Tot slot is het ook van belang om te wijzen op het belang van een integrale aanpak bij de uitwerking van acties die tot het bereiken van de streefdoelen leiden. Mede in functie van de doelstellingen van Agenda 2030 dient de nodige aandacht besteed te worden aan de economische en sociale component van de acties. Een lokaal bestuur is vaak het best op de hoogte van waar energie-armoede zich afspeelt en welke lokaal verankerde strategie dit kan verhelpen10. De nodige aandacht voor de diversiteit binnen een samenleving, zal een versterkende i.p.v. remmende factor betekenen voor de effectieve realisatie van de beoogde streefdoelen. Ook op bestuurlijk vlak betekent het aanpakken van klimaatverandering dat we buiten de sectorale silo’s kijken en beleid overschrijdend een antwoord formuleren op maatschappelijke uitdagingen. Een lokaal bestuur werkt vaak simultaan aan die verschillende uitdagingen op district- of wijkniveau. Het betekent lokaal de verbindingen maken tot een coherent en duurzaam verhaal. De doelstellingen binnen dit pact zijn bijgevolg uiteraard niet de enige elementen waarop een lokaal bestuur werkt inzake energie- en klimaatbeleid. Ze zijn slechts een tastbaar onderdeel van een breder arsenaal aan acties voor een sociaalrechtvaardige, klimaatrobuuste samenleving waar we op de verschillende beleidsniveaus aan willen werken. Het Pact tussen de Vlaamse overheid en de Vlaamse lokale besturen zal ook de nodige verbindingen maken tussen de verschillende geledingen binnen de Vlaamse overheid en diens ondersteunende diensten gezien het transversale karakter van klimaat- en energiebeleid.
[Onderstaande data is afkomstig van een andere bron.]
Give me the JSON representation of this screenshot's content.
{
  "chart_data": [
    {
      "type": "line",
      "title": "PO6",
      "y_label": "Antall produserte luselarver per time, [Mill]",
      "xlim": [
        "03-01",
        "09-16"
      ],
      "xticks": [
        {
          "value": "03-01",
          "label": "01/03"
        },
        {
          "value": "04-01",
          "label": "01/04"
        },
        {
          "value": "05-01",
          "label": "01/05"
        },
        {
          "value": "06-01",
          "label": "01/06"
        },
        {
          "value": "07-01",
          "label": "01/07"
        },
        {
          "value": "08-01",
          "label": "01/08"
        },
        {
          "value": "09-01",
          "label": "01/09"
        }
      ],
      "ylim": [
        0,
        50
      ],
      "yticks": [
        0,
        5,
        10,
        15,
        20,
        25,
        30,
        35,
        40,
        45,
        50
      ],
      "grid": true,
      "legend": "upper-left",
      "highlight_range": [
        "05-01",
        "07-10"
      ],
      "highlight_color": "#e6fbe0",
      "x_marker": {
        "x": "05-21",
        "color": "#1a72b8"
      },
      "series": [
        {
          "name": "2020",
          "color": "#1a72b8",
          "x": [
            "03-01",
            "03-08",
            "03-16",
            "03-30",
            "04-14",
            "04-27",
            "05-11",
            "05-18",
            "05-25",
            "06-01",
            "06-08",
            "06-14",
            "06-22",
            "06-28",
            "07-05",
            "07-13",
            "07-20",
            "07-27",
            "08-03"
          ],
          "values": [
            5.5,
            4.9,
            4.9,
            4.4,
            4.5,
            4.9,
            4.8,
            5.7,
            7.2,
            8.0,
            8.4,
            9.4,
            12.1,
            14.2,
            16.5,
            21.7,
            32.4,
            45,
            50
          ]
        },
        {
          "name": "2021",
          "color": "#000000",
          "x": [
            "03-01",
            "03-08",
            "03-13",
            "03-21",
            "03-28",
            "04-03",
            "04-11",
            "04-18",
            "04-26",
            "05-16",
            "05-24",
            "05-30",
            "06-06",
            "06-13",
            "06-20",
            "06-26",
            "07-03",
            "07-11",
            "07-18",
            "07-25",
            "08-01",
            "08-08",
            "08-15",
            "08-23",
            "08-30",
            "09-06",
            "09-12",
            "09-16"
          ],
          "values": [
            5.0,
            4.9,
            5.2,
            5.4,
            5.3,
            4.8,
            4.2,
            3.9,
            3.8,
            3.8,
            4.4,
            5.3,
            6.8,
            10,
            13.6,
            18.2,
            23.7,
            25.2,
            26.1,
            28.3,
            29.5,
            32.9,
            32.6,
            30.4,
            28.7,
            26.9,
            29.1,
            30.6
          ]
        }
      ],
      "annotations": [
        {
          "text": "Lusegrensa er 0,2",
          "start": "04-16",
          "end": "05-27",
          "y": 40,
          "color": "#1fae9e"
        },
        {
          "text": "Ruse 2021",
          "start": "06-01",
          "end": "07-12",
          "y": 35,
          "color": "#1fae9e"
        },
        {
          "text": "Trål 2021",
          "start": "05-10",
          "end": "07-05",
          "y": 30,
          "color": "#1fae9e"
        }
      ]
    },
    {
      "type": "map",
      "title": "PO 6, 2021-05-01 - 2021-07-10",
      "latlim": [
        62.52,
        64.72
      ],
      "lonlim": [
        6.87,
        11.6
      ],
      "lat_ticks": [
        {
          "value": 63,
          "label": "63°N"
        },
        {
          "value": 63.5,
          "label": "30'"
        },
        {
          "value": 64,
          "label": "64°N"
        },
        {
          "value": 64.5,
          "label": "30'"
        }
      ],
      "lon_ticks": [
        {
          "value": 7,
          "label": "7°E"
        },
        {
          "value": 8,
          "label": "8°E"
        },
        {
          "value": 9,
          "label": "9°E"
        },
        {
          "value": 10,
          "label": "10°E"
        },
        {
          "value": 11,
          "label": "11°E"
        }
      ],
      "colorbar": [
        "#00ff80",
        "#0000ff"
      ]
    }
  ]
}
Vanaf 2021 zal elke stad of gemeente dit pact kunnen ondertekenen en zo een krachtig signaal geven voor klimaatacties in samenwerking met andere besturen en lokale actoren. We gaan er van uit dat de opvolging van het Pact onderdeel uitmaakt van het democratisch proces in elke gemeente, waaronder de goedkeuring tot toetreding van dit pact door de gemeenteraad. Dit gemeenteraadsbesluit wordt opgeladen via het digiloket van ABB11.

Naast individuele ondertekenaars, zullen stakeholders, sectororganisaties, verenigingen, regio’s en andere intergemeentelijke samenwerkingsverbanden zich ook kunnen engageren als ‘ondersteuners’ van het Pact. Netwerk Klimaat voorziet hiervoor een on-line aanmeld- en inschrijfmodule12 en zal de communicatie hier rond voeren.

 



4.2    WERF 1: LATEN WE EEN BOOM OPZETTEN (VERGROENING)
DOELSTELLING 2030
    Eén boom extra per Vlaming tegen 2030 (+6,6 miljoen bomen extra vanaf 2021 t.e.m. 2030)13
    1/2de meter extra haag of geveltuinbeplanting per Vlaming tegen 2030 (+3.300 km extra vanaf 2021
t.e.m. 2030)
    Eén extra natuurgroenperk per 1000 inwoners tegen 2030 (= 6.600 perken van 10 m²  vanaf 2021
t.e.m. 2030)14

Bomen, hagen, geveltuinen en perken die i.h.k.v. deze doelstelling worden opgevolgd worden geteld vanaf 2021 tot 2030 en kunnen gezamenlijk (met verschillende lokale besturen) worden gerealiseerd, waarbij – als gemiddelde- bovenstaande streefcijfers worden gehaald.
MEERWAARDE BURGER
•    Groenblauwe dooradering
•    Hittestress verminderen door schaduw- en koelplekken
•    Biodiversiteit bevorderen
•    Gezondere lucht
•    Groener uitzicht (visueel aantrekkelijk)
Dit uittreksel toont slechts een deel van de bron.